Modern metagenomics has opened our eyes to the immense bacterial diversity that exists both among and within us. Despite this diversity, all bacteria share the basic challenge of organizing the various processes that ensure their faithful replication. All bacterial cells need to metabolize nutrients, generate building blocks, maintain their shape and size, replicate and segregate their chromosomes, synthesize cell walls and membranes, and divide to give rise to daughter cells. At present, we do not understand how bacteria integrate all these processes in their small cellular compartments. What makes this question even more intriguing is that bacteria represent simple forms of proliferating cells, without additional layers of internal organization (e.g., membrane-enclosed organelles) or cell cycle regulation (e.g., cyclins and cyclin-dependent kinases) seen in eukaryotic cells. Our goal is to address this gap by uncovering the internal architecture of bacterial replication and identifying the molecular mechanisms that underlie it. For this, we rely on a high-throughput single-cell phenomics approach that provides high-content, quantitative cell biological information.
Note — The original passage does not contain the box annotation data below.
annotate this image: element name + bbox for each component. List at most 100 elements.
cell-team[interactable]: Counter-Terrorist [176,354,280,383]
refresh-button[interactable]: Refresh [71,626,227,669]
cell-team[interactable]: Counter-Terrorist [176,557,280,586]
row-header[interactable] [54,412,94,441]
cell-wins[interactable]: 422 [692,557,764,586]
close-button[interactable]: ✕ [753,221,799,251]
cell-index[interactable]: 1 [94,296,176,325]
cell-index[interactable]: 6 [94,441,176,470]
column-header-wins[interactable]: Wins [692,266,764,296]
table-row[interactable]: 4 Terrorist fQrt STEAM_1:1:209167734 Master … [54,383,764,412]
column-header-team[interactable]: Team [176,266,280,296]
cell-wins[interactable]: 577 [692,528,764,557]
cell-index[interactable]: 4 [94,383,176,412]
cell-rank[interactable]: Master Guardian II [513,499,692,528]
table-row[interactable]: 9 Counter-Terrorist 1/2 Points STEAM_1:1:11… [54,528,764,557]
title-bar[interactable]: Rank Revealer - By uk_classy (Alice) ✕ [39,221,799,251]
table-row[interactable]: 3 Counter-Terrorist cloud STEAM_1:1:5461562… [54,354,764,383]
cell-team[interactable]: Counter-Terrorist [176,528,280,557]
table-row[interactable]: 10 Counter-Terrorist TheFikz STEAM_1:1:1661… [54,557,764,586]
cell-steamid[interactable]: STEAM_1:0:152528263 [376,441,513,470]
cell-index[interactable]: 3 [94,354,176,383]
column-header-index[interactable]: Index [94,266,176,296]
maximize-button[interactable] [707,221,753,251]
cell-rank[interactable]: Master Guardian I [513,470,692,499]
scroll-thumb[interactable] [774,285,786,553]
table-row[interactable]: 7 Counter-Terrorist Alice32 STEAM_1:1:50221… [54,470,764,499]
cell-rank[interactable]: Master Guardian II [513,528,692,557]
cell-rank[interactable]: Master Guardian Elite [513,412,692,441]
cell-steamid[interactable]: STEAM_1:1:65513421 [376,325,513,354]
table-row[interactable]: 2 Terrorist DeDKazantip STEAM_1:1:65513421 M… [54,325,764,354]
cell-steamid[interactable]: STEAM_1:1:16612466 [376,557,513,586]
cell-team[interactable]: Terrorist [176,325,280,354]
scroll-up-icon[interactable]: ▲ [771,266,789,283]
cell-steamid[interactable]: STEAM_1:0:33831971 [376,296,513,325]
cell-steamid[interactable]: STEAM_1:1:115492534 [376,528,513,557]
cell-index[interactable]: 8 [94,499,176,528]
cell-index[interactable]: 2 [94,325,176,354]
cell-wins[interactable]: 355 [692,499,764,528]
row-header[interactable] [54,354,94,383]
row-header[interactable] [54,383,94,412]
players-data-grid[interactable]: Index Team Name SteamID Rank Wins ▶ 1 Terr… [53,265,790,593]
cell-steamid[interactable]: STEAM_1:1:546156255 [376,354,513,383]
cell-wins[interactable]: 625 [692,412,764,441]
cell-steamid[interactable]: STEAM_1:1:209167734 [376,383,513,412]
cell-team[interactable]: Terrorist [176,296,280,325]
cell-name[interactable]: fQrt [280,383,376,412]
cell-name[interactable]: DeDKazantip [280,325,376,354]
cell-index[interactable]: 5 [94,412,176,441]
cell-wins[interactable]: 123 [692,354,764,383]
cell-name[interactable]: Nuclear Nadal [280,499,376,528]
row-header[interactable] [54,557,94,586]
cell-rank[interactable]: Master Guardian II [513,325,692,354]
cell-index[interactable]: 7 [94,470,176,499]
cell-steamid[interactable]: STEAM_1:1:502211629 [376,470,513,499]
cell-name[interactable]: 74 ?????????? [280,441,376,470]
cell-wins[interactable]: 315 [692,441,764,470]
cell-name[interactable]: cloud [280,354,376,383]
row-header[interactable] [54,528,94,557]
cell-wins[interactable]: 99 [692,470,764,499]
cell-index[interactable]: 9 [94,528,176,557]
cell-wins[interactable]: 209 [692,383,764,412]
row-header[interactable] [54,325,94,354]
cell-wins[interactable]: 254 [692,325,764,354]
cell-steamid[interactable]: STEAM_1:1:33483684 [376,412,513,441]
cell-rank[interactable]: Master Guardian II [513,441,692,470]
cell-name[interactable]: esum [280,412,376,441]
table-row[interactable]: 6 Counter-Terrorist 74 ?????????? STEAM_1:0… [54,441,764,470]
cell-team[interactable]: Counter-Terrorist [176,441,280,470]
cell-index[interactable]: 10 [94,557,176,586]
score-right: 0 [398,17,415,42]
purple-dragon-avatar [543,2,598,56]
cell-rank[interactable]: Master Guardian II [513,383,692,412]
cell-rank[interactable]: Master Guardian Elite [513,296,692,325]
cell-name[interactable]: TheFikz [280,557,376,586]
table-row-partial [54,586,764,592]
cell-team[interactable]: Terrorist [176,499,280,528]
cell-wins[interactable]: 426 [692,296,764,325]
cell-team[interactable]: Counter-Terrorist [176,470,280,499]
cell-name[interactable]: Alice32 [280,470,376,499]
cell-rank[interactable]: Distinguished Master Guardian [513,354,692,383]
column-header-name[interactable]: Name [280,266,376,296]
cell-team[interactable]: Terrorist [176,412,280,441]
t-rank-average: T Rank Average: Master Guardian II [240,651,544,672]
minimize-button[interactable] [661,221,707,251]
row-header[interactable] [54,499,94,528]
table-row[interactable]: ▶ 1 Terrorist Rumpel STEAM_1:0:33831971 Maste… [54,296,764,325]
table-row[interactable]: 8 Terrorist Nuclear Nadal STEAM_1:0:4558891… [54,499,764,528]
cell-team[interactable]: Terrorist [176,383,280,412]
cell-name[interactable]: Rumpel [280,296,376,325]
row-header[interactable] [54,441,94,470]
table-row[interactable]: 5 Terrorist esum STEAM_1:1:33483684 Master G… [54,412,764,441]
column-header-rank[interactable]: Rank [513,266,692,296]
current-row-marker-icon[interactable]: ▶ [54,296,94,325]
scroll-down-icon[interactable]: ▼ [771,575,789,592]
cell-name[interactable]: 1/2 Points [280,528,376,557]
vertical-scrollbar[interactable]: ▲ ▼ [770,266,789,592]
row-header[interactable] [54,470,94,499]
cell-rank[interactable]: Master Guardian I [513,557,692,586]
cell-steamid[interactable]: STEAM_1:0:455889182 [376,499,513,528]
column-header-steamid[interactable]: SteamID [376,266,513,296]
By applying this approach across different levels of bacterial diversity (both within and across species, beyond the small number of currently existing model species), we aim to identify general and species-specific principles for the subcellular organization of replication in bacteria. This analysis will also enable the identification of key factors involved in establishing these governing principles, which will be functionally characterized further to provide a unique overview of the molecular mechanisms that determine the spatial organization of bacterial replication. In doing so, we hope to transform our understanding of bacterial cell biology by expanding it beyond current textbook standards and provide us with the blueprints and design principles of bacterial cells.

Mutational robustness and evolvability in model microbes

Organisms need to balance the need for mutations to evolve with mitigating these mutations’ potential negative effects. One hypothesis is that some cellular mechanisms help minimize the phenotypic consequences of mutations and hence confer mutational robustness. However, whereas the concept of mutational robustness is central to our understanding of evolution and genetics, our knowledge about it remains surprisingly limited. This is because studying robustness is extremely challenging: it requires interrogating the role of a large number of genes on the effect of a large number of (de novo or standing) mutations on several traits and in several environments. We aim to combine the power of two model organisms, E. coli and S. cerevisiae, with an evolutionary modelling framework to identify genes and mechanisms associated with reducing mutational effects, assess the type of mutations that can be mitigated and model and test if and how mutational robustness influences evolvability.